Gizler: Travel council has little leeway on how tourism taxes are spent

Elaine Gizler in a recent interview explains how the Moab Area Travel Council spends its annual budget.
Photo by Doug McMurdo

Elaine Gizler, executive director of the Moab Area Travel Council, is sometimes the target of residents who are frustrated over the lack of affordable housing in the region. They fault her for heading an astoundingly successful tourism campaign they believe is the root of all that ails the Moab area. Traffic congestion, crowded trails, harm to the natural environment, and the aforementioned lack of roofs needed to shelter people.

She wants citizens to understand three things: First, she said people are mistaken when they claim the council spends $3 million per year on advertising to tourists. Second, she wants people to know she is mandated by state law to spend tourism-derived revenue on specific items, and three – she is absolutely sympathetic to people struggling to survive in housing-starved Grand County.

“It’s terrible,” she said. “Especially for young people. They’re living in their cars.”

And while Gizler claims she is thick-skinned enough to weather the criticism, she said one person called her a Nazi and that was not acceptable. “Do they even know what the Nazis did?” she asked rhetorically. “Have they been to the Holocaust Museum? Because I have and what the Nazis did was horrific. People should think before they throw that word around.”

Gizler also said she’s grown weary of people consistently using the $3 million figure when it comes to the council’s advertising budget. The actual advertising budget is set at about $1.9 million.

That funding does represent the bulk of the more than $2.4 million of the council’s budget for 2019. It is spread around, including $50,000 a year for postage, $40,000 for domestic travel shows and another $30,000 for international travel shows.

Grand County receives about $1.62 million, which goes to support a variety of county departments, bringing the total revenue from transient room tax (TRT), and restaurant and rental car taxes (TRCC), to about $4.25 million.

Gizler said $28,000 of the travel council’s budget goes to help support local events.

Another $82,000 goes to the Moab to Monument Valley Film Commission, a sum that represents half of its annual $164,000 budget. Funding also pays for familiarization tours, tour operators, sales staff, writers and photographers in the U.S., and international bloggers who are paid to visit the area and promote it online and in print.

The marketing costs for television, radio, Sky West and United Denver, and for videos – including those that are designed to educate visitors on how to leave no trace and do no harm to the unique physical environment that makes Moab a tourist destination, comes out of the advertising budget. Production costs of those videos also come out of the advertising budget.
Another $6,000 is spent to keep open the public bathrooms at the Moab Information Center. About $75,000 was spent on printing brochures and $10,000 went to membership dues at the numerous travel organizations to which the council is required to belong.

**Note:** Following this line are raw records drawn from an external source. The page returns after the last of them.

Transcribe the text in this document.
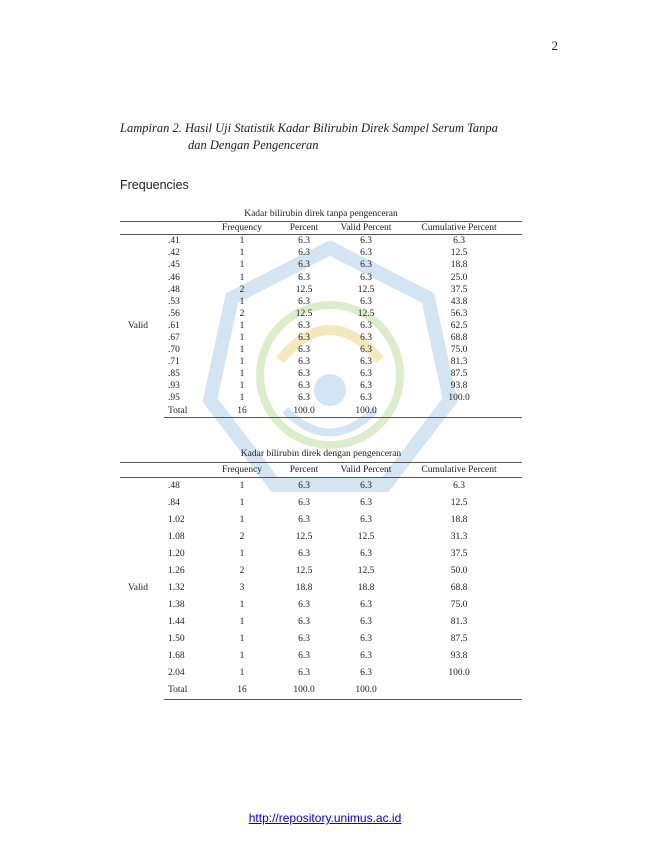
2
Lampiran 2. Hasil Uji Statistik Kadar Bilirubin Direk Sampel Serum Tanpa
dan Dengan Pengenceran
Frequencies
Kadar bilirubin direk tanpa pengenceran					
		Frequency	Percent	Valid Percent	Cumulative Percent
Valid	.41	1	6.3	6.3	6.3
	.42	1	6.3	6.3	12.5
	.45	1	6.3	6.3	18.8
	.46	1	6.3	6.3	25.0
	.48	2	12.5	12.5	37.5
	.53	1	6.3	6.3	43.8
	.56	2	12.5	12.5	56.3
	.61	1	6.3	6.3	62.5
	.67	1	6.3	6.3	68.8
	.70	1	6.3	6.3	75.0
	.71	1	6.3	6.3	81.3
	.85	1	6.3	6.3	87.5
	.93	1	6.3	6.3	93.8
	.95	1	6.3	6.3	100.0
	Total	16	100.0	100.0	
Kadar bilirubin direk dengan pengenceran					
		Frequency	Percent	Valid Percent	Cumulative Percent
Valid	.48	1	6.3	6.3	6.3
	.84	1	6.3	6.3	12.5
	1.02	1	6.3	6.3	18.8
	1.08	2	12.5	12.5	31.3
	1.20	1	6.3	6.3	37.5
	1.26	2	12.5	12.5	50.0
	1.32	3	18.8	18.8	68.8
	1.38	1	6.3	6.3	75.0
	1.44	1	6.3	6.3	81.3
	1.50	1	6.3	6.3	87.5
	1.68	1	6.3	6.3	93.8
	2.04	1	6.3	6.3	100.0
	Total	16	100.0	100.0	
http://repository.unimus.ac.id
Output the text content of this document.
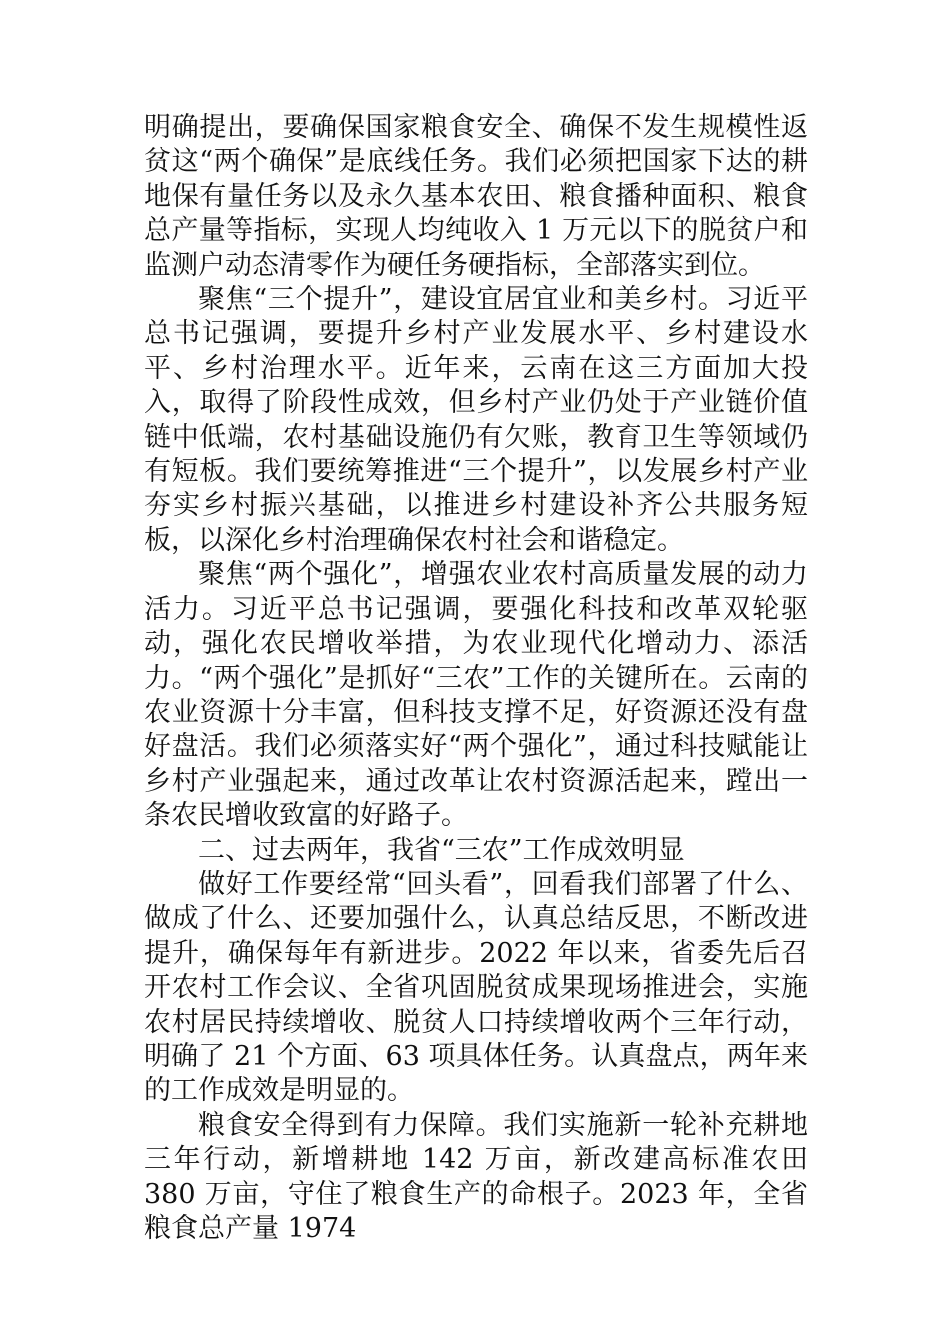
明确提出，要确保国家粮食安全、确保不发生规模性返贫这“两个确保”是底线任务。我们必须把国家下达的耕地保有量任务以及永久基本农田、粮食播种面积、粮食总产量等指标，实现人均纯收入 1 万元以下的脱贫户和监测户动态清零作为硬任务硬指标，全部落实到位。

聚焦“三个提升”，建设宜居宜业和美乡村。习近平总书记强调，要提升乡村产业发展水平、乡村建设水平、乡村治理水平。近年来，云南在这三方面加大投入，取得了阶段性成效，但乡村产业仍处于产业链价值链中低端，农村基础设施仍有欠账，教育卫生等领域仍有短板。我们要统筹推进“三个提升”，以发展乡村产业夯实乡村振兴基础，以推进乡村建设补齐公共服务短板，以深化乡村治理确保农村社会和谐稳定。

聚焦“两个强化”，增强农业农村高质量发展的动力活力。习近平总书记强调，要强化科技和改革双轮驱动，强化农民增收举措，为农业现代化增动力、添活力。“两个强化”是抓好“三农”工作的关键所在。云南的农业资源十分丰富，但科技支撑不足，好资源还没有盘好盘活。我们必须落实好“两个强化”，通过科技赋能让乡村产业强起来，通过改革让农村资源活起来，蹚出一条农民增收致富的好路子。

二、过去两年，我省“三农”工作成效明显

做好工作要经常“回头看”，回看我们部署了什么、做成了什么、还要加强什么，认真总结反思，不断改进提升，确保每年有新进步。2022 年以来，省委先后召开农村工作会议、全省巩固脱贫成果现场推进会，实施农村居民持续增收、脱贫人口持续增收两个三年行动，明确了 21 个方面、63 项具体任务。认真盘点，两年来的工作成效是明显的。

粮食安全得到有力保障。我们实施新一轮补充耕地三年行动，新增耕地 142 万亩，新改建高标准农田 380 万亩，守住了粮食生产的命根子。2023 年，全省粮食总产量 1974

“As you can see, we have a lot of expenses that are not necessarily related to advertising,” said Gizler, “but I think it’s important for people to understand we are mandated to follow state law.

I know people want it to go to housing, but our hands are tied.”

There is a growing push locally to ask lawmakers to revise the rules regarding how TRT is budgeted. There have also been rumblings in Salt Lake City that not all counties have spent tourism taxes appropriately, affecting the timing of asking lawmakers to change the formula.

Currently, the Moab Area Travel Council is one of eight the State of Utah is auditing. Gizler said she has provided auditors with all the information they have requested, and she is “fully confident” the report will come back clean.

According to budget numbers dating back four years, nearly half a million dollars in TRT taxes, $467,280, goes to operations. The bulk of this fund goes to employee salaries and benefits, for a total of roughly $367,000.

While Gizler said it is up to the legislature to amend rules governing how tourism taxes are spent, she has her own thoughts, as well. “I would say with an economy driven by tourism, and only tourism, we will have this problem,” she said. “Until we have diversification in economic development, we have to rely on tourists to sustain Grand County.”

She said industry of some kind would provide a much-needed new revenue stream, but for now, tourists are practically the only game in town. “If we don’t have visitors coming in, I’m guessing each resident will pay more in taxes.”

She also thinks the county should have more latitude in how taxes collected from tourists are spent, but that trends need to be noticed–trends that began to surface years ago and really picked up steam with the so-called “Mighty Five” tourism blitz that began in 2013 that introduced the world to Utah’s national parks.

Perhaps, she said, the housing crisis could have been averted if officials reacted more quickly to the dramatic increase in visitors. “Thank goodness the current city and county councils are really forward thinking,” she said. “It’s fantastic, but we should have had (affordable housing goals) 10 years ago.”